Post babies, the couples are constantly at each other’s throats, and often downright mean.  It’s a distorted view, perhaps intentionally so, of parents from the perspective of people without kids, namely Julie and Jason, but it’s an unfair and very broad generalization about parents as well, with the paradoxical and almost comedic message that marriage destroys families.  But becoming a parent doesn’t automatically turn people into monsters or pricks, as the still-single Julie and Jason prove when they have their baby and show the others how parenting is done by maintaining civility, a clean home, and cooking gourmet food.

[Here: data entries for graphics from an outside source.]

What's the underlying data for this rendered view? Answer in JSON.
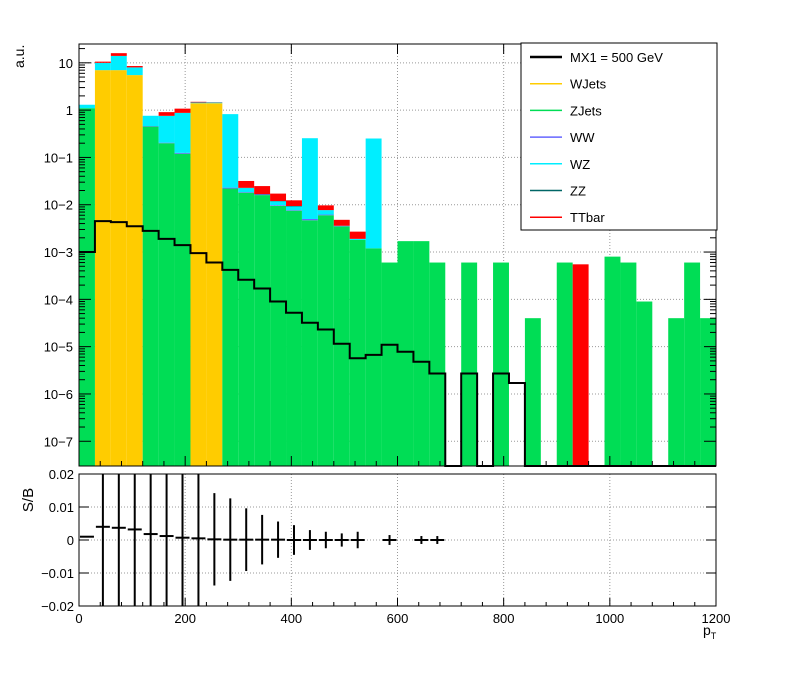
{
  "chart_data": [
    {
      "type": "bar",
      "panel": "top",
      "stacked": true,
      "ylabel": "a.u.",
      "log_y": true,
      "grid": true,
      "legend_position": "top-right",
      "xlim": [
        0,
        1200
      ],
      "ylim": [
        3e-08,
        25
      ],
      "bin_width": 30,
      "x_ticks": [
        0,
        200,
        400,
        600,
        800,
        1000,
        1200
      ],
      "y_tick_labels": [
        {
          "value": 10,
          "label": "10"
        },
        {
          "value": 1,
          "label": "1"
        },
        {
          "value": 0.1,
          "label": "10−1"
        },
        {
          "value": 0.01,
          "label": "10−2"
        },
        {
          "value": 0.001,
          "label": "10−3"
        },
        {
          "value": 0.0001,
          "label": "10−4"
        },
        {
          "value": 1e-05,
          "label": "10−5"
        },
        {
          "value": 1e-06,
          "label": "10−6"
        },
        {
          "value": 1e-07,
          "label": "10−7"
        }
      ],
      "series": [
        {
          "name": "WJets",
          "color": "#ffcc00",
          "bins": [
            [
              30,
              7.0
            ],
            [
              60,
              7.0
            ],
            [
              90,
              5.5
            ],
            [
              210,
              1.4
            ],
            [
              240,
              1.4
            ]
          ]
        },
        {
          "name": "ZJets",
          "color": "#00dd55",
          "bins": [
            [
              0,
              1.1
            ],
            [
              120,
              0.45
            ],
            [
              150,
              0.2
            ],
            [
              180,
              0.12
            ],
            [
              270,
              0.022
            ],
            [
              300,
              0.018
            ],
            [
              330,
              0.016
            ],
            [
              360,
              0.0095
            ],
            [
              390,
              0.0075
            ],
            [
              420,
              0.0047
            ],
            [
              450,
              0.006
            ],
            [
              480,
              0.0035
            ],
            [
              510,
              0.0018
            ],
            [
              540,
              0.0012
            ],
            [
              570,
              0.0006
            ],
            [
              600,
              0.0017
            ],
            [
              630,
              0.0017
            ],
            [
              660,
              0.0006
            ],
            [
              720,
              0.0006
            ],
            [
              780,
              0.0006
            ],
            [
              840,
              4e-05
            ],
            [
              900,
              0.0006
            ],
            [
              990,
              0.0008
            ],
            [
              1020,
              0.0006
            ],
            [
              1050,
              9e-05
            ],
            [
              1110,
              4e-05
            ],
            [
              1140,
              0.0006
            ],
            [
              1170,
              4e-05
            ]
          ]
        },
        {
          "name": "WW",
          "color": "#6666ff",
          "bins": [
            [
              90,
              0.005
            ],
            [
              120,
              0.01
            ],
            [
              150,
              0.005
            ],
            [
              180,
              0.005
            ],
            [
              270,
              0.001
            ],
            [
              300,
              0.0005
            ],
            [
              330,
              0.0005
            ],
            [
              360,
              0.0003
            ],
            [
              390,
              0.0002
            ],
            [
              420,
              0.0003
            ],
            [
              450,
              0.0002
            ],
            [
              480,
              0.0001
            ]
          ]
        },
        {
          "name": "WZ",
          "color": "#00eeff",
          "bins": [
            [
              0,
              0.2
            ],
            [
              30,
              3.0
            ],
            [
              60,
              7.0
            ],
            [
              90,
              2.5
            ],
            [
              120,
              0.3
            ],
            [
              150,
              0.55
            ],
            [
              180,
              0.75
            ],
            [
              210,
              0.05
            ],
            [
              240,
              0.05
            ],
            [
              270,
              0.8
            ],
            [
              300,
              0.004
            ],
            [
              360,
              0.002
            ],
            [
              390,
              0.0015
            ],
            [
              420,
              0.25
            ],
            [
              450,
              0.0015
            ],
            [
              510,
              0.0001
            ],
            [
              540,
              0.25
            ]
          ]
        },
        {
          "name": "ZZ",
          "color": "#006666",
          "bins": [
            [
              90,
              0.002
            ],
            [
              120,
              0.003
            ],
            [
              150,
              0.002
            ],
            [
              270,
              0.0005
            ],
            [
              300,
              0.0003
            ],
            [
              330,
              0.0003
            ],
            [
              360,
              0.0002
            ],
            [
              390,
              0.0002
            ]
          ]
        },
        {
          "name": "TTbar",
          "color": "#ff0000",
          "bins": [
            [
              30,
              0.6
            ],
            [
              60,
              2.0
            ],
            [
              90,
              0.55
            ],
            [
              150,
              0.15
            ],
            [
              180,
              0.2
            ],
            [
              210,
              0.05
            ],
            [
              240,
              0.02
            ],
            [
              270,
              0.004
            ],
            [
              300,
              0.009
            ],
            [
              330,
              0.008
            ],
            [
              360,
              0.0052
            ],
            [
              390,
              0.003
            ],
            [
              420,
              0.002
            ],
            [
              450,
              0.002
            ],
            [
              480,
              0.0012
            ],
            [
              510,
              0.0008
            ],
            [
              540,
              0.0002
            ],
            [
              930,
              0.00055
            ]
          ]
        }
      ],
      "signal": {
        "name": "MX1 = 500 GeV",
        "color": "#000000",
        "values": [
          0.001,
          0.0045,
          0.0043,
          0.0035,
          0.0028,
          0.0019,
          0.0014,
          0.00095,
          0.0006,
          0.00042,
          0.00026,
          0.00017,
          9e-05,
          5.2e-05,
          3.2e-05,
          2.3e-05,
          1.15e-05,
          5.7e-06,
          6.7e-06,
          1.1e-05,
          7.8e-06,
          4.8e-06,
          2.7e-06,
          0,
          2.7e-06,
          0,
          2.7e-06,
          1.7e-06,
          0,
          0,
          0,
          0,
          0,
          0,
          0,
          0,
          0,
          0,
          0,
          0
        ]
      }
    },
    {
      "type": "scatter",
      "panel": "bottom",
      "ylabel": "S/B",
      "xlabel": "p_T",
      "xlim": [
        0,
        1200
      ],
      "ylim": [
        -0.02,
        0.02
      ],
      "grid": true,
      "x_ticks": [
        0,
        200,
        400,
        600,
        800,
        1000,
        1200
      ],
      "y_ticks": [
        {
          "value": 0.02,
          "label": "0.02"
        },
        {
          "value": 0.01,
          "label": "0.01"
        },
        {
          "value": 0,
          "label": "0"
        },
        {
          "value": -0.01,
          "label": "−0.01"
        },
        {
          "value": -0.02,
          "label": "−0.02"
        }
      ],
      "points": [
        {
          "x": 15,
          "y": 0.001,
          "err": 0.0
        },
        {
          "x": 45,
          "y": 0.004,
          "err": 0.03
        },
        {
          "x": 75,
          "y": 0.0037,
          "err": 0.03
        },
        {
          "x": 105,
          "y": 0.0032,
          "err": 0.03
        },
        {
          "x": 135,
          "y": 0.0018,
          "err": 0.03
        },
        {
          "x": 165,
          "y": 0.0012,
          "err": 0.03
        },
        {
          "x": 195,
          "y": 0.0007,
          "err": 0.03
        },
        {
          "x": 225,
          "y": 0.0005,
          "err": 0.03
        },
        {
          "x": 255,
          "y": 0.0002,
          "err": 0.014
        },
        {
          "x": 285,
          "y": 0.0001,
          "err": 0.0125
        },
        {
          "x": 315,
          "y": 0.0001,
          "err": 0.0095
        },
        {
          "x": 345,
          "y": 0.0001,
          "err": 0.0075
        },
        {
          "x": 375,
          "y": 0.0001,
          "err": 0.0055
        },
        {
          "x": 405,
          "y": 0.0,
          "err": 0.0045
        },
        {
          "x": 435,
          "y": 0.0,
          "err": 0.003
        },
        {
          "x": 465,
          "y": 0.0,
          "err": 0.0025
        },
        {
          "x": 495,
          "y": 0.0,
          "err": 0.002
        },
        {
          "x": 525,
          "y": 0.0,
          "err": 0.0025
        },
        {
          "x": 585,
          "y": 0.0,
          "err": 0.0015
        },
        {
          "x": 645,
          "y": 0.0,
          "err": 0.0012
        },
        {
          "x": 675,
          "y": 0.0,
          "err": 0.0012
        }
      ]
    }
  ],
  "legend": [
    {
      "label": "MX1 = 500 GeV",
      "color": "#000000"
    },
    {
      "label": "WJets",
      "color": "#ffcc00"
    },
    {
      "label": "ZJets",
      "color": "#00dd55"
    },
    {
      "label": "WW",
      "color": "#6666ff"
    },
    {
      "label": "WZ",
      "color": "#00eeff"
    },
    {
      "label": "ZZ",
      "color": "#006666"
    },
    {
      "label": "TTbar",
      "color": "#ff0000"
    }
  ],
  "labels": {
    "top_ylabel": "a.u.",
    "bottom_ylabel": "S/B",
    "xlabel": "p",
    "xlabel_sub": "T"
  }
}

The film’s greatest strength is the witty dialogue, and there are several lines that Woody Allen himself wouldn’t mind taking credit for.  Perhaps that’s why it feels a bit unnatural that an array of curse words bounce trippingly off the characters’ tongues at every opportunity.  The language doesn’t feel as organic to me as it does in a comedy like Bridesmaids because this is a stylish, urban, Woody Allen-style comedy, and I’m not sure it fits.  The last line in the film pushes the verbal envelope, but in a slick romantic comedy it’s sailor-style vulgarity that feels tacked on and out of nowhere.  The tired joke of the cursing toddler, done so well in Meet the Fockers, here just feels gratuitous, all the more because the parents do nothing except roll their eyes and whisper “great.”
The movie wants to be When Harry Met Sally for the new millennium, but it’s difficult for this film’s characters to follow this tried and true romantic comedy arc without seeming untrue to themselves.  One moment Jason is on the phone with his girlfriend Mary Jane, played by the astonishingly gorgeous Megan Fox, whose comic timing is a pleasant surprise, telling her “I have boners shooting out of my eyes,” then he’s bragging about his sexual exploits to Alex.  Can he truly have a change of heart, leave the land of one night stands and female-body-part obsessions, and truly love a girl (Julie) for her mind?

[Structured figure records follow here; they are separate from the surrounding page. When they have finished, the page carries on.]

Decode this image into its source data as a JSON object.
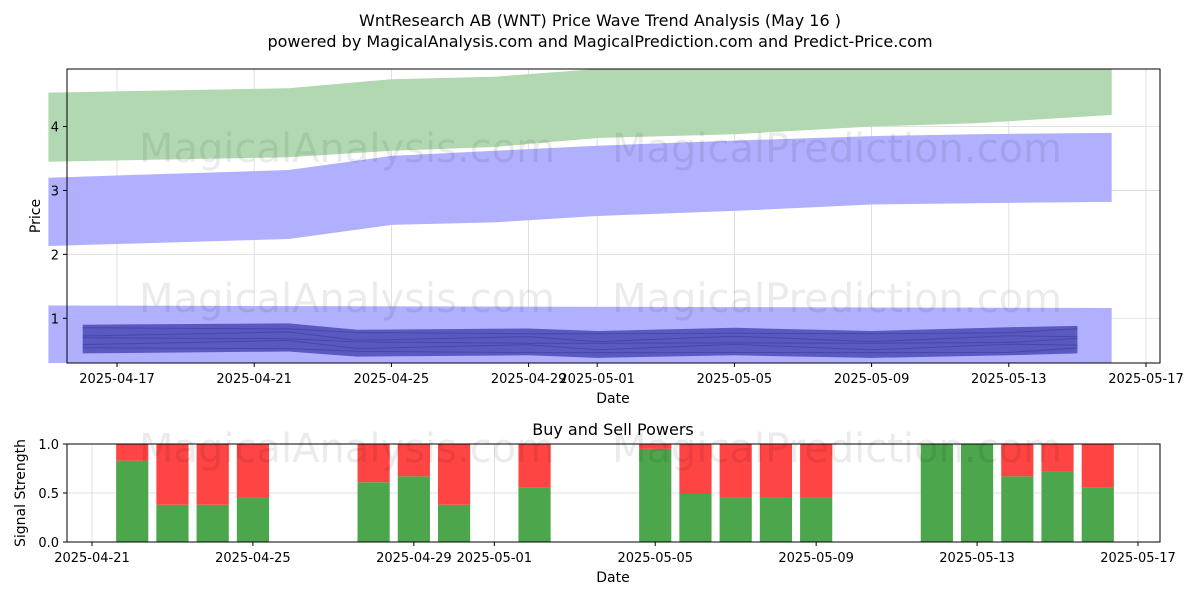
{
  "title_line1": "WntResearch AB (WNT) Price Wave Trend Analysis (May 16 )",
  "title_line2": "powered by MagicalAnalysis.com and MagicalPrediction.com and Predict-Price.com",
  "watermarks": [
    "MagicalAnalysis.com",
    "MagicalPrediction.com"
  ],
  "chart_data": [
    {
      "type": "area",
      "xlabel": "Date",
      "ylabel": "Price",
      "x_ticks": [
        "2025-04-17",
        "2025-04-21",
        "2025-04-25",
        "2025-04-29",
        "2025-05-01",
        "2025-05-05",
        "2025-05-09",
        "2025-05-13",
        "2025-05-17"
      ],
      "y_ticks": [
        1,
        2,
        3,
        4
      ],
      "xlim": [
        "2025-04-15",
        "2025-05-17"
      ],
      "ylim": [
        0.3,
        4.9
      ],
      "grid": true,
      "colors": {
        "green_band": "#b2d8b2",
        "blue_band": "#b0b0ff",
        "dark_band": "#5050b8",
        "dark_line": "#3a3aa0"
      },
      "bands": [
        {
          "color": "green",
          "x": [
            "2025-04-15",
            "2025-04-22",
            "2025-04-25",
            "2025-04-28",
            "2025-05-01",
            "2025-05-05",
            "2025-05-09",
            "2025-05-12",
            "2025-05-16"
          ],
          "low": [
            3.45,
            3.52,
            3.62,
            3.68,
            3.82,
            3.88,
            4.0,
            4.05,
            4.18
          ],
          "high": [
            4.53,
            4.6,
            4.74,
            4.78,
            4.9,
            4.9,
            4.9,
            4.9,
            4.9
          ]
        },
        {
          "color": "blue",
          "x": [
            "2025-04-15",
            "2025-04-22",
            "2025-04-25",
            "2025-04-28",
            "2025-05-01",
            "2025-05-05",
            "2025-05-09",
            "2025-05-12",
            "2025-05-16"
          ],
          "low": [
            2.13,
            2.24,
            2.46,
            2.5,
            2.6,
            2.68,
            2.78,
            2.8,
            2.82
          ],
          "high": [
            3.2,
            3.32,
            3.54,
            3.62,
            3.7,
            3.78,
            3.85,
            3.88,
            3.9
          ]
        },
        {
          "color": "blue",
          "x": [
            "2025-04-15",
            "2025-05-16"
          ],
          "low": [
            0.3,
            0.3
          ],
          "high": [
            1.2,
            1.16
          ]
        },
        {
          "color": "dark",
          "x": [
            "2025-04-16",
            "2025-04-22",
            "2025-04-24",
            "2025-04-29",
            "2025-05-01",
            "2025-05-05",
            "2025-05-09",
            "2025-05-13",
            "2025-05-15"
          ],
          "low": [
            0.45,
            0.48,
            0.4,
            0.42,
            0.38,
            0.42,
            0.38,
            0.42,
            0.45
          ],
          "high": [
            0.9,
            0.92,
            0.82,
            0.84,
            0.8,
            0.85,
            0.8,
            0.86,
            0.88
          ]
        }
      ]
    },
    {
      "type": "bar",
      "title": "Buy and Sell Powers",
      "xlabel": "Date",
      "ylabel": "Signal Strength",
      "x_ticks": [
        "2025-04-21",
        "2025-04-25",
        "2025-04-29",
        "2025-05-01",
        "2025-05-05",
        "2025-05-09",
        "2025-05-13",
        "2025-05-17"
      ],
      "y_ticks": [
        "0.0",
        "0.5",
        "1.0"
      ],
      "ylim": [
        0,
        1
      ],
      "grid": true,
      "colors": {
        "buy": "#4ca64c",
        "sell": "#ff4444"
      },
      "categories": [
        "2025-04-22",
        "2025-04-23",
        "2025-04-24",
        "2025-04-25",
        "2025-04-28",
        "2025-04-29",
        "2025-04-30",
        "2025-05-02",
        "2025-05-05",
        "2025-05-06",
        "2025-05-07",
        "2025-05-08",
        "2025-05-09",
        "2025-05-12",
        "2025-05-13",
        "2025-05-14",
        "2025-05-15",
        "2025-05-16"
      ],
      "series": [
        {
          "values": [
            0.83,
            0.38,
            0.38,
            0.45,
            0.61,
            0.67,
            0.38,
            0.56,
            0.95,
            0.49,
            0.45,
            0.45,
            0.45,
            1.0,
            1.0,
            0.67,
            0.72,
            0.56
          ]
        },
        {
          "values": [
            0.17,
            0.62,
            0.62,
            0.55,
            0.39,
            0.33,
            0.62,
            0.44,
            0.05,
            0.51,
            0.55,
            0.55,
            0.55,
            0.0,
            0.0,
            0.33,
            0.28,
            0.44
          ]
        }
      ]
    }
  ]
}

The cast brings its acting chops to the roles, and Wiig for example shows touching vulnerability with her character as the movie progresses.  Wiig and Rudolph are so talented that they could convincingly perform the phone book, but Westfeldt does provide plenty for these gifted actors to work with in terms of their struggles.  Westfeldt is skilled both at comic timing and eliciting strong performances, even in the ones that portray virtual stereotypes of miserable parents.
Reel Mama’s rating: Not appropriate for under 16 due to language and adult situations.